Сабина слышать не могла ее инфантильного щебета. Но в одном Люцина была права. Сумей она, Сабина, тогда взять себя в руки, нашумевшую передачу на «Пятом канале культуры» посмотрела бы всего горсточка телезрителей, да и те забыли бы об этой бессмысленной и никому не нужной дискуссии еще до окончания рекламного блока перед следующей программой. Действительно: в том, что случилось, она могла винить только себя. И это еще больше ее злило.

– Ты просто гениальна. Такого количества упоминаний в масс-медиа не имел еще ни один писатель, никогда! – взволнованно продолжала Люцина. – Я проверяла! Понимаешь? Никто и никогда! – с триумфом в голосе повторила она.

– А не заметила ли ты, что при этом упоминались вовсе не мои книги?

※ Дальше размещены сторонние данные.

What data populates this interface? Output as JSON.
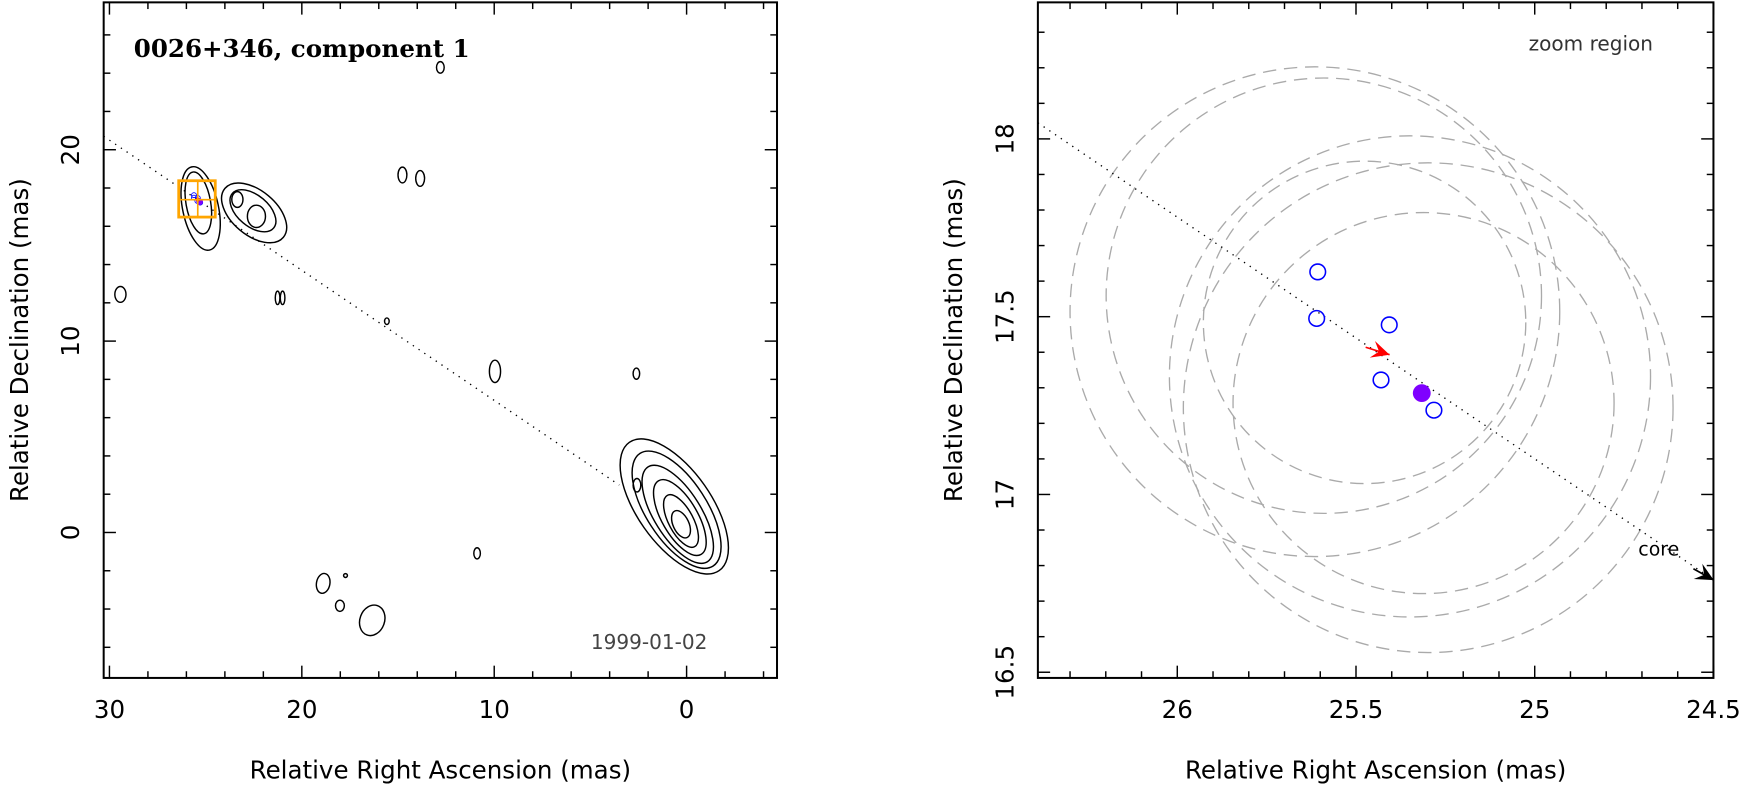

– Да какая разница, зайчик? Это даже лучше: публикации на житейские темы продаются гораздо успешнее, чем рецензии. Я читала исследования, могу тебе отправить, если хочешь, это очень интересно, – уговаривала агентша.

– Люцина, давай закончим этот разговор. У меня уже нет сил. И знаешь что? Выбрось из головы всякие контракты и прочую ерунду. Я исчезаю. Перебираюсь поближе к морю. – Произнеся это, Сабина застала сама себя врасплох: она-то была уверена, что еще не приняла решения. – Книг про Амелию больше не будет. В кои-то веки я возьмусь писать что-нибудь приличное. – Она осознала, что стремление создать иной, настоящий роман в ней только усилилось, обретя новый мотив, более сильный, нежели все предыдущие: Сабина отчаянно желала доказать миру, что она не какая-нибудь туповатая бумагомарательница, выезжающая благодаря дешевым скандалам, – ведь именно такой ее теперь считали все. – Ничего уже не будет как прежде.

В трубке какое-то время молчали.

– Пусть будет так, как ты хочешь, Соня, – наконец отозвалась Люцина осторожно. – Я за тебя горой, что бы ты ни решила.

– Не хочу я с тобой говорить, – закончила Сабина.

Она немного стыдилась столь дешевой цитаты,[9] но это была истинная правда.

8

Термин пиар-менеджмента: от англ. event – событие.

9

Цитата из культового польского фильма «Псы» (1992): главный герой в исполнении Богуслава Линды произносит эту фразу по телефону, адресуя ее своей любовнице, которая его предала, – и тут же вешает трубку.